Actually, the role of TCP in procurement of cotton is limited in view of IMF and World Bank pressure to let cotton market operate freely on demand and supply basis eliminating the element of subsidy.
In 2001-2002, the procurement price of TCP works out to around US Cents 41`.50 FOB Karachi plus carrying charges at the rate of US Cent one per lb per month. The present export price for average grade of Pakistan cotton was around US Cents 32.0/FOB, Karachi.
TCP sold some 16000 bales at an average price of about US Cents 33.50/lb FOB Karachi. Obviously, the Trading Corporation of Pakistan would incur heavy losses on export of its procured cotton, which may run into millions of Dollars.
On one hand, this situation is not acceptable to the Government and donor agencies while all the three cotton players especially the ginners are dissatisfied with the working of TCP.
Now, the Government is reported to have decided to restore Cotton Hedge Trading from the new cotton season ostensibly to provide cover to all cotton players against the wide price fluctuations and let the cotton market operate freely on the basis of demand and supply.
Thus the Government will be saved from incurring trade as well as other losses. The present position is that in 2001-2002, Pakistan harvested a crop of 10.4 million bales (170 kg) ex-gin and it imported cotton equivalent to 1.15 million Pakistan bales from different countries mainly USA, Australia, CIS, Africa and Syria.
Our domestic cotton consumption in 2003-04 season is now estimated around 12.5 million bales.
The present and the post-2005 global textile situation is favouring the increase of spinning capacity in Pakistan which would proportionately increase our domestic cotton consumption.
In other words, Pakistan has great potential in textile production and exports for which regular and smooth supply of raw cotton should be ensured at competitive rates.
If Cotton Hedge Marketing system is restored in Pakistan, the spinners would be able to get regular and smooth supply of raw cotton round the year and the ginners and growers would get fair and prompt payment of their cotton.
Now, the Government has established National Commodity Exchange for conducting forward trading of many commodities including gold and cotton.
The Karachi Cotton Association which was the mother of Futures Trading in cotton has already updated its by-laws to suit new conditions and is seeking permission from the Government of Pakistan and reportedly it has been promised but official announcement and written permission is still awaited.

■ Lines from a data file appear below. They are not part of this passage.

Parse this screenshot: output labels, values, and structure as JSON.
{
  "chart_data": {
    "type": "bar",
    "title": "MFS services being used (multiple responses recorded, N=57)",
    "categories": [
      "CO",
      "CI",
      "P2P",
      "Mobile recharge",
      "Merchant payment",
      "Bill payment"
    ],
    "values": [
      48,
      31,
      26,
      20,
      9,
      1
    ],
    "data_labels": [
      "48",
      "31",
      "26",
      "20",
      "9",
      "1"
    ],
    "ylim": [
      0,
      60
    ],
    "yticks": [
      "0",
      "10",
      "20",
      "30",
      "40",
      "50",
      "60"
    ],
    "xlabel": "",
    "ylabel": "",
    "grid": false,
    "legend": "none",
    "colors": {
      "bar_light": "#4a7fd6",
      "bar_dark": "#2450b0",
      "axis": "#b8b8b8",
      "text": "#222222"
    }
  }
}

The KCA has all the necessary infrastructure facilities - required expertise, representation of all the three cotton stakeholders, own building and a good reputation to operate and manage Hedge Market under its control.
The KCA has designated all cotton ginning factories and Karachi as delivery points against cotton tender while there would be no delivery point in the procedure for Hedge Trading under National Commodity Exchange.
If there is no delivery point and only settlement is made then the purpose of Hedge Trading will be defeated, as it would become purely a gambling den.
Presently, Pakistan in previous decades was producing cotton largely surplus to its domestic requirements and the disposal of surplus cotton in exports required a specific marketing system such as Hedge Trading but the present cotton situation has almost reversed as Pakistan is producing 10 percent less than its domestic consumption and we are meeting this cotton deficiency through imports of foreign cottons to the extent of 15 percent of our production.
Do we now require Hedge Trading in cotton or we can do without it? Some trade groups are very much interested in restoration of Hedge Trading, perhaps to exploit the market to their benefit.
The Government of Pakistan should convene a broad based meeting of all cotton stakeholders and cotton professionals and discuss all the pros and cons of the matter before making any decision in this regard.